Once you get Charlie’s voice in your head — and it takes a few pages for the rhythm to settle in, for writer Christopher Paul Curtis pulls you right into young Charlie’s vernacular speech of the South during slavery, where Charlie is a poor white child whose father has just died and Charlie is left to cover his father’s debt — you’ll never lose Charlie again.
In The Journey of Little Charlie, the story centers on the boy, as big as a man but still learning about the meanness of the world, as he accompanies a slave catcher to the north on a mission to find and return some runaways. Charlie does not want to be there but his hand is forced by his situation.

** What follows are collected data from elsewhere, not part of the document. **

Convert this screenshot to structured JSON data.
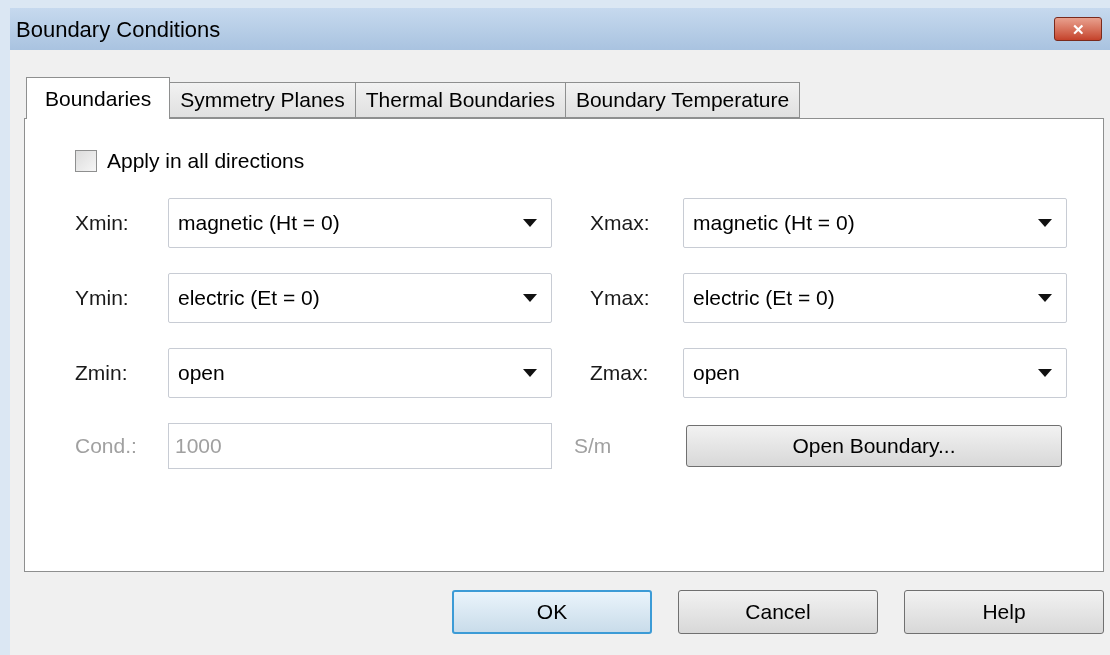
{
  "window": {
    "title": "Boundary Conditions",
    "close": "✕"
  },
  "tabs": [
    {
      "label": "Boundaries",
      "selected": true
    },
    {
      "label": "Symmetry Planes",
      "selected": false
    },
    {
      "label": "Thermal Boundaries",
      "selected": false
    },
    {
      "label": "Boundary Temperature",
      "selected": false
    }
  ],
  "apply_all": {
    "label": "Apply in all directions",
    "checked": false
  },
  "boundaries": [
    {
      "label": "Xmin:",
      "value": "magnetic (Ht = 0)"
    },
    {
      "label": "Xmax:",
      "value": "magnetic (Ht = 0)"
    },
    {
      "label": "Ymin:",
      "value": "electric (Et = 0)"
    },
    {
      "label": "Ymax:",
      "value": "electric (Et = 0)"
    },
    {
      "label": "Zmin:",
      "value": "open"
    },
    {
      "label": "Zmax:",
      "value": "open"
    }
  ],
  "conductivity": {
    "label": "Cond.:",
    "value": "1000",
    "unit": "S/m",
    "disabled": true
  },
  "open_boundary_button": "Open Boundary...",
  "buttons": [
    {
      "label": "OK",
      "default": true
    },
    {
      "label": "Cancel",
      "default": false
    },
    {
      "label": "Help",
      "default": false
    }
  ]
}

And time and again, we see the world through the boy’s eyes, a world full of injustice and cruelty, and Charlie’s own discomfort with things, but also, his inability to do much about it. He’s a boy, after all, in man’s world, and the man he is following — Cap’n Buck — is not one to be trifled with.
Without giving the story away, Charlie is faced with a moral choice, a tangled situation in which the boy must become a man, sooner than one would hope, and the decision Charlie makes impacts many in the Cap’n’s orbit. Curtis, a master storyteller, pulls it all off by diving deep into the head and the heart of Charlie.
Once you’re with Charlie, you won’t ever forget Charlie.